Seguro has escuchado mil veces que el huevo «tapa las arterias» o que comer después de las ocho engorda. La buena noticia es que muchas de esas reglas que pasamos de generación en generación no se sostienen cuando uno revisa lo que dice la nutrición actual. Aquí repasamos algunos de los mitos más repetidos sobre los alimentos y aclaramos lo que se sabe hoy, para que comas con más tranquilidad y menos culpa.
1. «Hay que evitar el huevo por el colesterol»
Durante años el huevo cargó con mala fama por su contenido de colesterol. Sin embargo, la evidencia actual sugiere que, en la mayoría de las personas sanas, el colesterol de la dieta tiene un impacto modesto sobre el colesterol en sangre. El huevo aporta proteína de buena calidad, vitamina D, colina y antioxidantes como la luteína y la zeaxantina.
Para la mayoría, comer huevo de forma regular puede formar parte de una alimentación equilibrada. Lo que más conviene cuidar es reducir las grasas saturadas y dar espacio a las grasas saludables del aguacate, los frutos secos, las semillas y el aceite de oliva.
2. «La dieta vegana siempre es mejor que comer de todo»
Una alimentación con abundantes vegetales, legumbres, frutas y cereales integrales se asocia con beneficios para la salud del corazón. Pero eso no significa que volverse vegano sea automáticamente mejor: una dieta omnívora bien planeada también puede ser muy saludable.
Lo importante es la calidad de lo que comes, no la etiqueta. Una dieta vegana basada en productos ultraprocesados no es saludable solo por no tener carne. Si decides dejar productos de origen animal, conviene cuidar nutrientes como la vitamina B12, el hierro y el omega-3.

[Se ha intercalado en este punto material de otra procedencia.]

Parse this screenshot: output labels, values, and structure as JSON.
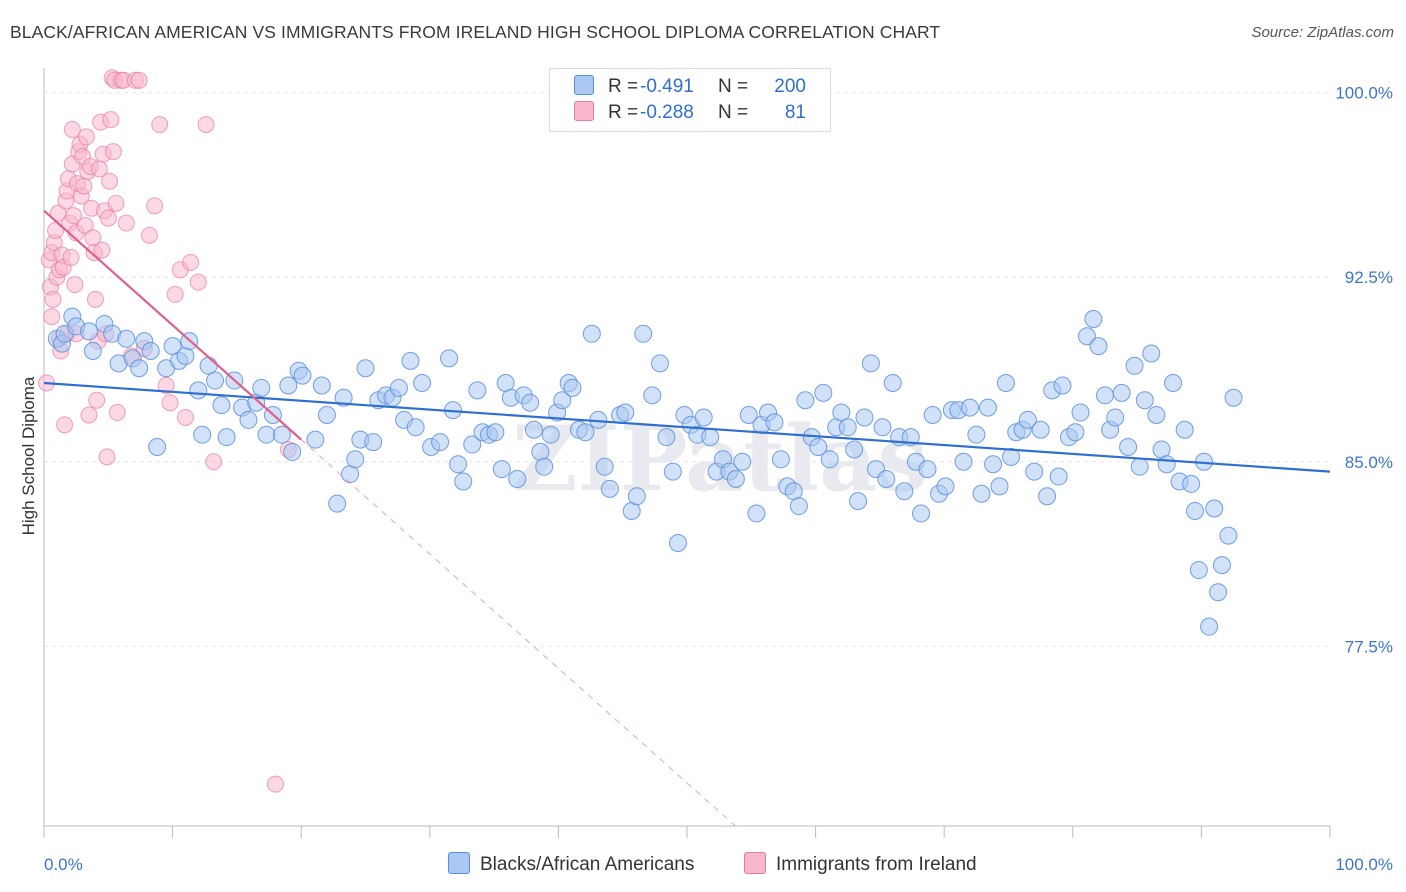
{
  "header": {
    "title": "BLACK/AFRICAN AMERICAN VS IMMIGRANTS FROM IRELAND HIGH SCHOOL DIPLOMA CORRELATION CHART",
    "source": "Source: ZipAtlas.com"
  },
  "legend": {
    "rows": [
      {
        "r_label": "R =",
        "r_value": "-0.491",
        "n_label": "N =",
        "n_value": "200"
      },
      {
        "r_label": "R =",
        "r_value": "-0.288",
        "n_label": "N =",
        "n_value": "81"
      }
    ]
  },
  "bottom_legend": {
    "series_a": "Blacks/African Americans",
    "series_b": "Immigrants from Ireland"
  },
  "watermark": "ZIPatlas",
  "colors": {
    "blue_fill": "#aac8f2",
    "blue_stroke": "#5a8fdc",
    "blue_line": "#2f6fd0",
    "pink_fill": "#f7b8cc",
    "pink_stroke": "#e87aa0",
    "pink_line": "#e0608c",
    "axis_label_blue": "#3d74cc",
    "grid": "#e6e6e6"
  },
  "chart_data": {
    "type": "scatter",
    "title": "BLACK/AFRICAN AMERICAN VS IMMIGRANTS FROM IRELAND HIGH SCHOOL DIPLOMA CORRELATION CHART",
    "xlabel": "",
    "ylabel": "High School Diploma",
    "xlim": [
      0,
      100
    ],
    "ylim": [
      70.2,
      101
    ],
    "x_tick_labels": [
      "0.0%",
      "100.0%"
    ],
    "y_ticks": [
      77.5,
      85.0,
      92.5,
      100.0
    ],
    "y_tick_labels": [
      "77.5%",
      "85.0%",
      "92.5%",
      "100.0%"
    ],
    "grid": true,
    "legend_position": "top-center",
    "series": [
      {
        "name": "Blacks/African Americans",
        "r": -0.491,
        "n": 200,
        "trend": {
          "x": [
            0,
            100
          ],
          "y": [
            88.2,
            84.6
          ]
        },
        "points": [
          [
            1,
            90.0
          ],
          [
            1.4,
            89.8
          ],
          [
            1.6,
            90.2
          ],
          [
            2.2,
            90.9
          ],
          [
            2.5,
            90.5
          ],
          [
            3.5,
            90.3
          ],
          [
            3.8,
            89.5
          ],
          [
            4.7,
            90.6
          ],
          [
            5.3,
            90.2
          ],
          [
            5.8,
            89.0
          ],
          [
            6.4,
            90.0
          ],
          [
            6.9,
            89.2
          ],
          [
            7.4,
            88.8
          ],
          [
            7.8,
            89.9
          ],
          [
            8.3,
            89.5
          ],
          [
            8.8,
            85.6
          ],
          [
            9.5,
            88.8
          ],
          [
            10,
            89.7
          ],
          [
            10.5,
            89.1
          ],
          [
            11.0,
            89.3
          ],
          [
            11.3,
            89.9
          ],
          [
            12.0,
            87.9
          ],
          [
            12.3,
            86.1
          ],
          [
            12.8,
            88.9
          ],
          [
            13.3,
            88.3
          ],
          [
            13.8,
            87.3
          ],
          [
            14.2,
            86.0
          ],
          [
            14.8,
            88.3
          ],
          [
            15.4,
            87.2
          ],
          [
            15.9,
            86.7
          ],
          [
            16.5,
            87.4
          ],
          [
            16.9,
            88.0
          ],
          [
            17.3,
            86.1
          ],
          [
            17.8,
            86.9
          ],
          [
            18.5,
            86.1
          ],
          [
            19.0,
            88.1
          ],
          [
            19.3,
            85.4
          ],
          [
            19.8,
            88.7
          ],
          [
            20.1,
            88.5
          ],
          [
            21.1,
            85.9
          ],
          [
            21.6,
            88.1
          ],
          [
            22.0,
            86.9
          ],
          [
            22.8,
            83.3
          ],
          [
            23.3,
            87.6
          ],
          [
            23.8,
            84.5
          ],
          [
            24.2,
            85.1
          ],
          [
            24.6,
            85.9
          ],
          [
            25.0,
            88.8
          ],
          [
            25.6,
            85.8
          ],
          [
            26.0,
            87.5
          ],
          [
            26.6,
            87.7
          ],
          [
            27.1,
            87.6
          ],
          [
            27.6,
            88.0
          ],
          [
            28.0,
            86.7
          ],
          [
            28.5,
            89.1
          ],
          [
            28.9,
            86.4
          ],
          [
            29.4,
            88.2
          ],
          [
            30.1,
            85.6
          ],
          [
            30.8,
            85.8
          ],
          [
            31.5,
            89.2
          ],
          [
            31.8,
            87.1
          ],
          [
            32.2,
            84.9
          ],
          [
            32.6,
            84.2
          ],
          [
            33.3,
            85.7
          ],
          [
            33.7,
            87.9
          ],
          [
            34.1,
            86.2
          ],
          [
            34.6,
            86.1
          ],
          [
            35.1,
            86.2
          ],
          [
            35.6,
            84.7
          ],
          [
            35.9,
            88.2
          ],
          [
            36.3,
            87.6
          ],
          [
            36.8,
            84.3
          ],
          [
            37.3,
            87.7
          ],
          [
            37.8,
            87.4
          ],
          [
            38.1,
            86.3
          ],
          [
            38.6,
            85.4
          ],
          [
            38.9,
            84.8
          ],
          [
            39.4,
            86.1
          ],
          [
            39.9,
            87.0
          ],
          [
            40.3,
            87.5
          ],
          [
            40.8,
            88.2
          ],
          [
            41.1,
            88.0
          ],
          [
            41.6,
            86.3
          ],
          [
            42.1,
            86.2
          ],
          [
            42.6,
            90.2
          ],
          [
            43.1,
            86.7
          ],
          [
            43.6,
            84.8
          ],
          [
            44.0,
            83.9
          ],
          [
            44.8,
            86.9
          ],
          [
            45.2,
            87.0
          ],
          [
            45.7,
            83.0
          ],
          [
            46.1,
            83.6
          ],
          [
            46.6,
            90.2
          ],
          [
            47.3,
            87.7
          ],
          [
            47.9,
            89.0
          ],
          [
            48.4,
            86.0
          ],
          [
            48.9,
            84.6
          ],
          [
            49.3,
            81.7
          ],
          [
            49.8,
            86.9
          ],
          [
            50.3,
            86.5
          ],
          [
            50.8,
            86.1
          ],
          [
            51.3,
            86.8
          ],
          [
            51.8,
            86.0
          ],
          [
            52.3,
            84.6
          ],
          [
            52.8,
            85.1
          ],
          [
            53.3,
            84.6
          ],
          [
            53.8,
            84.3
          ],
          [
            54.3,
            85.0
          ],
          [
            54.8,
            86.9
          ],
          [
            55.4,
            82.9
          ],
          [
            55.8,
            86.5
          ],
          [
            56.3,
            87.0
          ],
          [
            56.8,
            86.6
          ],
          [
            57.3,
            85.1
          ],
          [
            57.8,
            84.0
          ],
          [
            58.3,
            83.8
          ],
          [
            58.7,
            83.2
          ],
          [
            59.2,
            87.5
          ],
          [
            59.7,
            86.0
          ],
          [
            60.2,
            85.6
          ],
          [
            60.6,
            87.8
          ],
          [
            61.1,
            85.1
          ],
          [
            61.6,
            86.4
          ],
          [
            62.0,
            87.0
          ],
          [
            62.5,
            86.4
          ],
          [
            63.0,
            85.5
          ],
          [
            63.3,
            83.4
          ],
          [
            63.8,
            86.8
          ],
          [
            64.3,
            89.0
          ],
          [
            64.7,
            84.7
          ],
          [
            65.2,
            86.4
          ],
          [
            65.5,
            84.3
          ],
          [
            66.0,
            88.2
          ],
          [
            66.5,
            86.0
          ],
          [
            66.9,
            83.8
          ],
          [
            67.4,
            86.0
          ],
          [
            67.8,
            85.0
          ],
          [
            68.2,
            82.9
          ],
          [
            68.7,
            84.7
          ],
          [
            69.1,
            86.9
          ],
          [
            69.6,
            83.7
          ],
          [
            70.1,
            84.0
          ],
          [
            70.6,
            87.1
          ],
          [
            71.1,
            87.1
          ],
          [
            71.5,
            85.0
          ],
          [
            72.0,
            87.2
          ],
          [
            72.5,
            86.1
          ],
          [
            72.9,
            83.7
          ],
          [
            73.4,
            87.2
          ],
          [
            73.8,
            84.9
          ],
          [
            74.3,
            84.0
          ],
          [
            74.8,
            88.2
          ],
          [
            75.2,
            85.2
          ],
          [
            75.6,
            86.2
          ],
          [
            76.1,
            86.3
          ],
          [
            76.5,
            86.7
          ],
          [
            77.0,
            84.6
          ],
          [
            77.5,
            86.3
          ],
          [
            78.0,
            83.6
          ],
          [
            78.4,
            87.9
          ],
          [
            78.9,
            84.4
          ],
          [
            79.2,
            88.1
          ],
          [
            79.7,
            86.0
          ],
          [
            80.2,
            86.2
          ],
          [
            80.6,
            87.0
          ],
          [
            81.1,
            90.1
          ],
          [
            81.6,
            90.8
          ],
          [
            82.0,
            89.7
          ],
          [
            82.5,
            87.7
          ],
          [
            82.9,
            86.3
          ],
          [
            83.3,
            86.8
          ],
          [
            83.8,
            87.8
          ],
          [
            84.3,
            85.6
          ],
          [
            84.8,
            88.9
          ],
          [
            85.2,
            84.8
          ],
          [
            85.6,
            87.5
          ],
          [
            86.1,
            89.4
          ],
          [
            86.5,
            86.9
          ],
          [
            86.9,
            85.5
          ],
          [
            87.3,
            84.9
          ],
          [
            87.8,
            88.2
          ],
          [
            88.3,
            84.2
          ],
          [
            88.7,
            86.3
          ],
          [
            89.2,
            84.1
          ],
          [
            89.5,
            83.0
          ],
          [
            89.8,
            80.6
          ],
          [
            90.2,
            85.0
          ],
          [
            90.6,
            78.3
          ],
          [
            91.0,
            83.1
          ],
          [
            91.3,
            79.7
          ],
          [
            91.6,
            80.8
          ],
          [
            92.1,
            82.0
          ],
          [
            92.5,
            87.6
          ]
        ]
      },
      {
        "name": "Immigrants from Ireland",
        "r": -0.288,
        "n": 81,
        "trend": {
          "x": [
            0,
            20
          ],
          "y": [
            95.2,
            85.9
          ]
        },
        "points": [
          [
            0.2,
            88.2
          ],
          [
            0.4,
            93.2
          ],
          [
            0.5,
            92.1
          ],
          [
            0.6,
            93.5
          ],
          [
            0.6,
            90.9
          ],
          [
            0.7,
            91.6
          ],
          [
            0.8,
            93.9
          ],
          [
            0.9,
            94.4
          ],
          [
            1.0,
            92.5
          ],
          [
            1.1,
            95.1
          ],
          [
            1.2,
            90.0
          ],
          [
            1.2,
            92.8
          ],
          [
            1.3,
            89.5
          ],
          [
            1.4,
            93.4
          ],
          [
            1.5,
            92.9
          ],
          [
            1.6,
            86.5
          ],
          [
            1.7,
            95.6
          ],
          [
            1.8,
            96.0
          ],
          [
            1.8,
            90.2
          ],
          [
            1.9,
            96.5
          ],
          [
            2.0,
            94.7
          ],
          [
            2.1,
            93.3
          ],
          [
            2.2,
            97.1
          ],
          [
            2.2,
            98.5
          ],
          [
            2.3,
            95.0
          ],
          [
            2.4,
            92.2
          ],
          [
            2.5,
            94.3
          ],
          [
            2.5,
            90.2
          ],
          [
            2.6,
            96.3
          ],
          [
            2.7,
            97.6
          ],
          [
            2.8,
            97.9
          ],
          [
            2.9,
            95.8
          ],
          [
            3.0,
            97.4
          ],
          [
            3.1,
            96.2
          ],
          [
            3.2,
            94.6
          ],
          [
            3.3,
            98.2
          ],
          [
            3.4,
            96.8
          ],
          [
            3.5,
            86.9
          ],
          [
            3.6,
            97.0
          ],
          [
            3.7,
            95.3
          ],
          [
            3.8,
            94.1
          ],
          [
            3.9,
            93.5
          ],
          [
            4.0,
            91.6
          ],
          [
            4.1,
            87.5
          ],
          [
            4.2,
            89.9
          ],
          [
            4.3,
            96.9
          ],
          [
            4.4,
            98.8
          ],
          [
            4.5,
            93.6
          ],
          [
            4.6,
            97.5
          ],
          [
            4.7,
            95.2
          ],
          [
            4.8,
            90.2
          ],
          [
            4.9,
            85.2
          ],
          [
            5.0,
            94.9
          ],
          [
            5.1,
            96.4
          ],
          [
            5.2,
            98.9
          ],
          [
            5.3,
            100.6
          ],
          [
            5.4,
            97.6
          ],
          [
            5.5,
            100.5
          ],
          [
            5.6,
            95.5
          ],
          [
            5.7,
            87.0
          ],
          [
            6.0,
            100.5
          ],
          [
            6.2,
            100.5
          ],
          [
            6.4,
            94.7
          ],
          [
            6.8,
            89.3
          ],
          [
            7.1,
            100.5
          ],
          [
            7.4,
            100.5
          ],
          [
            7.8,
            89.6
          ],
          [
            8.2,
            94.2
          ],
          [
            8.6,
            95.4
          ],
          [
            9.0,
            98.7
          ],
          [
            9.5,
            88.1
          ],
          [
            9.8,
            87.4
          ],
          [
            10.2,
            91.8
          ],
          [
            10.6,
            92.8
          ],
          [
            11.0,
            86.8
          ],
          [
            11.4,
            93.1
          ],
          [
            12.0,
            92.3
          ],
          [
            12.6,
            98.7
          ],
          [
            13.2,
            85.0
          ],
          [
            18.0,
            71.9
          ],
          [
            19.0,
            85.5
          ]
        ]
      }
    ]
  }
}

3. «Los carbohidratos engordan»
Los carbohidratos no son el enemigo. El cuerpo los usa como fuente principal de energía. El problema no es el carbohidrato en sí, sino el exceso de calorías y el tipo: no es lo mismo un pan integral o una porción de avena que un refresco o un pastelillo.
Prioriza los carbohidratos de granos enteros, legumbres, frutas y verduras, que además aportan fibra y te ayudan a sentirte satisfecho por más tiempo.
4. «Comer de noche engorda»
Lo que más influye en el peso es el total de lo que comes a lo largo del día, no la hora exacta del reloj. Una caloría no engorda más por ser de noche.
Dicho esto, muchas personas comen de más en la noche por ansiedad o aburrimiento, no por hambre real. Si ese es tu caso, el problema es la cantidad y el contexto, no la hora.
5. «Los productos ‘light’ o ‘sin azúcar’ siempre adelgazan»
Que un producto diga «light», «fit» o «sin azúcar» no garantiza que sea saludable ni que ayude a bajar de peso. A veces compensan el sabor con más grasa, sodio o edulcorantes, y muchas personas terminan comiendo porciones más grandes porque lo perciben como «permitido».
En lugar de fiarte del empaque, conviene leer la lista de ingredientes y la información nutricional.
6. «Hay que tomar ocho vasos de agua exactos al día»
Hidratarte es importante, pero la famosa regla de los ocho vasos no es una ley universal. Las necesidades de líquido varían según tu tamaño, tu actividad física, el clima y tu estado de salud.
Una guía sencilla: toma agua a lo largo del día, hazlo cuando tengas sed y fíjate en el color de tu orina; cuando es muy oscura suele indicar que necesitas más líquido.
7. «Las grasas son malas y hay que eliminarlas»
No todas las grasas son iguales. Tu cuerpo necesita grasas saludables para absorber ciertas vitaminas y para funciones esenciales. Las que conviene limitar son las grasas saturadas en exceso y, sobre todo, las grasas trans presentes en muchos ultraprocesados.
Las grasas del aguacate, el aceite de oliva, los pescados grasos y los frutos secos pueden formar parte de una dieta saludable.
8. «Desintoxicarte con jugos limpia el organismo»
Los «detox» a base de jugos suelen prometer mucho y cumplir poco. Tu cuerpo ya cuenta con órganos que cumplen esa función de filtrado, como el hígado y los riñones. No hay buena evidencia de que estos planes «limpien toxinas» de forma especial.
Lo que de verdad ayuda es una alimentación variada, con suficientes frutas y verduras, buena hidratación, descanso y movimiento.
Entonces, ¿en qué fijarse?
Más que perseguir alimentos «prohibidos» o «milagrosos», suele ser más útil enfocarse en patrones: comer mayormente comida real, variar los grupos de alimentos, moderar los ultraprocesados y disfrutar la comida sin culpa. Cada cuerpo es distinto, y por eso vale la pena adaptar estos consejos a tu situación particular.
Este artículo tiene fines únicamente informativos y no sustituye el consejo de un profesional de la salud. Consulta a tu médico o nutriólogo.